Russia is expected to favor increasing output, as it has done at several recent OPEC+ meetings.

Moscow “may be more inclined to support a production increase in order to ensure a higher market share while limiting the risk of rising non-OPEC production,” according to Ole Hansen from Saxobank.

“Pressure will likely not only come from within the group, but there will also be growing calls from key consumers to cool the market down, as countries come out of the other side of COVID-19 lockdowns,” says Warren Patterson of ING bank.

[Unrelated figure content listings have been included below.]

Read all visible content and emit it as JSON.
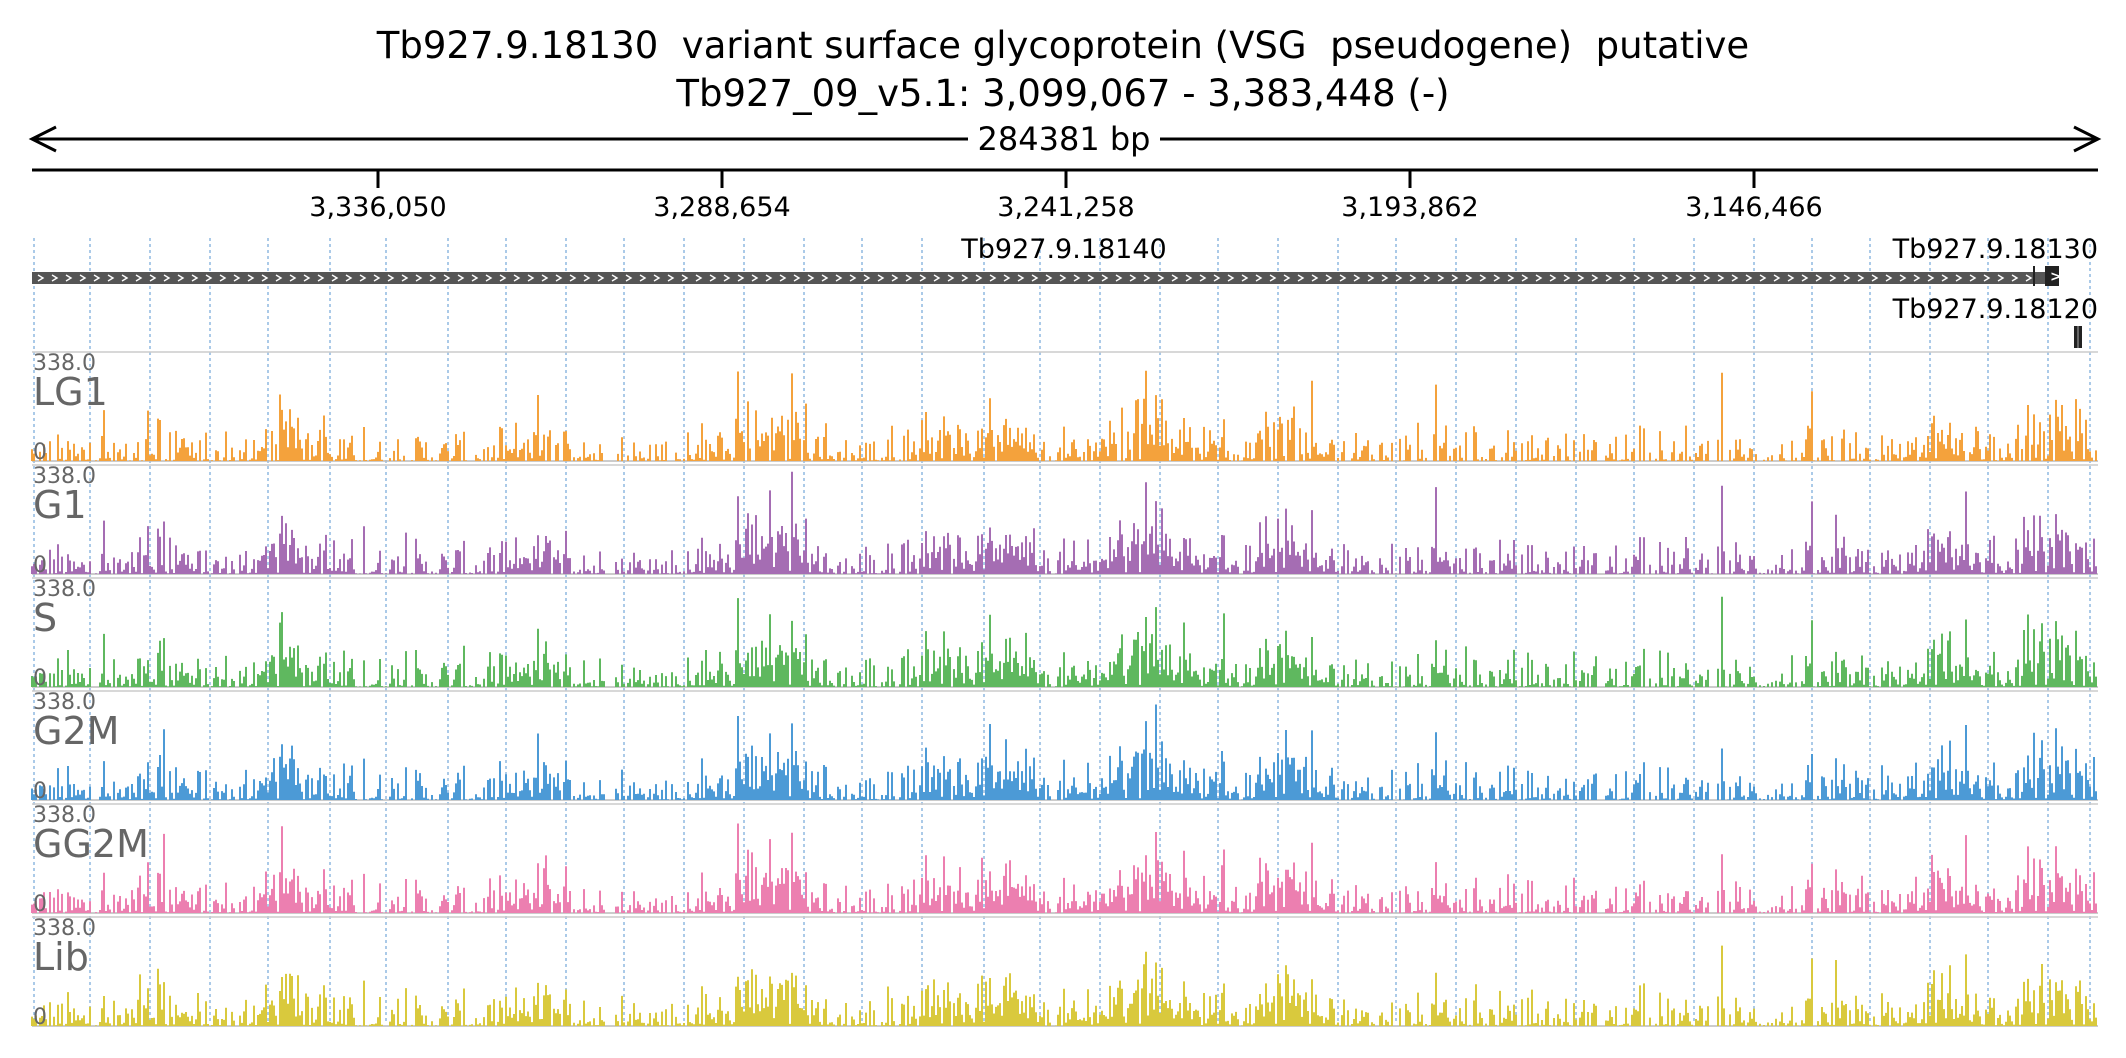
{
  "header": {
    "title": "Tb927.9.18130  variant surface glycoprotein (VSG  pseudogene)  putative",
    "location": "Tb927_09_v5.1: 3,099,067 - 3,383,448 (-)",
    "span_label": "284381 bp"
  },
  "ruler": {
    "ticks": [
      "3,336,050",
      "3,288,654",
      "3,241,258",
      "3,193,862",
      "3,146,466"
    ]
  },
  "genes": [
    {
      "id": "Tb927.9.18140",
      "strand": "-"
    },
    {
      "id": "Tb927.9.18130",
      "strand": "-"
    },
    {
      "id": "Tb927.9.18120",
      "strand": "-"
    }
  ],
  "tracks": [
    {
      "name": "LG1",
      "max_label": "338.0",
      "min_label": "0",
      "color": "#F4A23C"
    },
    {
      "name": "G1",
      "max_label": "338.0",
      "min_label": "0",
      "color": "#A56DB3"
    },
    {
      "name": "S",
      "max_label": "338.0",
      "min_label": "0",
      "color": "#5FB85F"
    },
    {
      "name": "G2M",
      "max_label": "338.0",
      "min_label": "0",
      "color": "#4C9AD6"
    },
    {
      "name": "GG2M",
      "max_label": "338.0",
      "min_label": "0",
      "color": "#EC7FB0"
    },
    {
      "name": "Lib",
      "max_label": "338.0",
      "min_label": "0",
      "color": "#D9C93D"
    }
  ],
  "colors": {
    "gene_bar": "#555555",
    "grid": "#8FB8E0",
    "axis": "#000000",
    "label": "#666666"
  }
}
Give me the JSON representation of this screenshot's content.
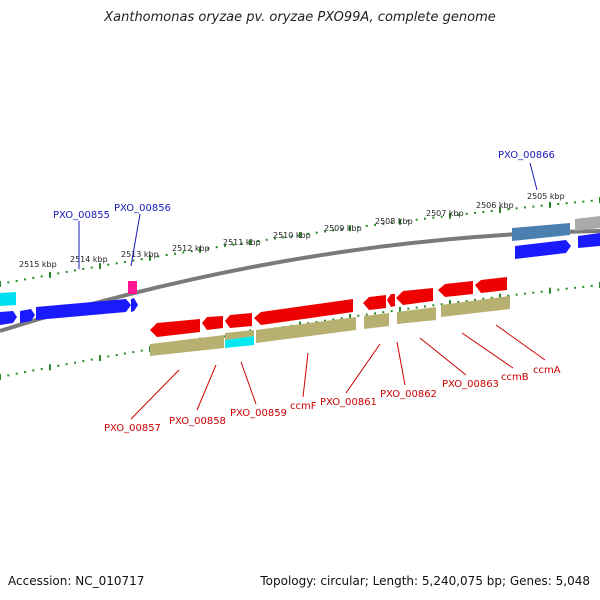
{
  "title": "Xanthomonas oryzae pv. oryzae PXO99A, complete genome",
  "footer": {
    "accession": "Accession: NC_010717",
    "info": "Topology: circular; Length: 5,240,075 bp; Genes: 5,048"
  },
  "colors": {
    "forward_gene": "#1a1aff",
    "forward_gene_highlight": "#4a80b0",
    "reverse_gene": "#ee0000",
    "cds_band": "#b8b070",
    "cyan_band": "#00e8f0",
    "magenta_gene": "#ff1493",
    "tick_green": "#2a8a2a",
    "label_blue": "#1a1ab8",
    "label_red": "#cc0000",
    "backbone": "#888888"
  },
  "kbp_labels": [
    "2515 kbp",
    "2514 kbp",
    "2513 kbp",
    "2512 kbp",
    "2511 kbp",
    "2510 kbp",
    "2509 kbp",
    "2508 kbp",
    "2507 kbp",
    "2506 kbp",
    "2505 kbp"
  ],
  "top_labels": [
    "PXO_00855",
    "PXO_00856",
    "PXO_00866"
  ],
  "bottom_labels": [
    "PXO_00857",
    "PXO_00858",
    "PXO_00859",
    "ccmF",
    "PXO_00861",
    "PXO_00862",
    "PXO_00863",
    "ccmB",
    "ccmA"
  ]
}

India is a notable example. The world’s third-largest consumer of crude has been hit by a vicious coronavirus wave in recent months and has urged OPEC+ “to phase out crude output cuts to temper rising inflationary pressures,” noted Stephen Brennock from PVM.

“If prices remain this high, this will eat into consumers’ disposable incomes and potentially choke economic growth, which, over time, will weigh on crude prices,” explained Fawad Razaqzada of Thinkmarkets.

The OPEC+ states have left themselves some room for maneuver as they are currently still planning to leave 5.8 million barrels per day (bpd) of crude in the ground over the month of July that they could easily extract and sell.  

Most investors are currently expecting a modest rise of some 500,000 bpd over the month of August.

But OPEC+ always has the capacity to surprise.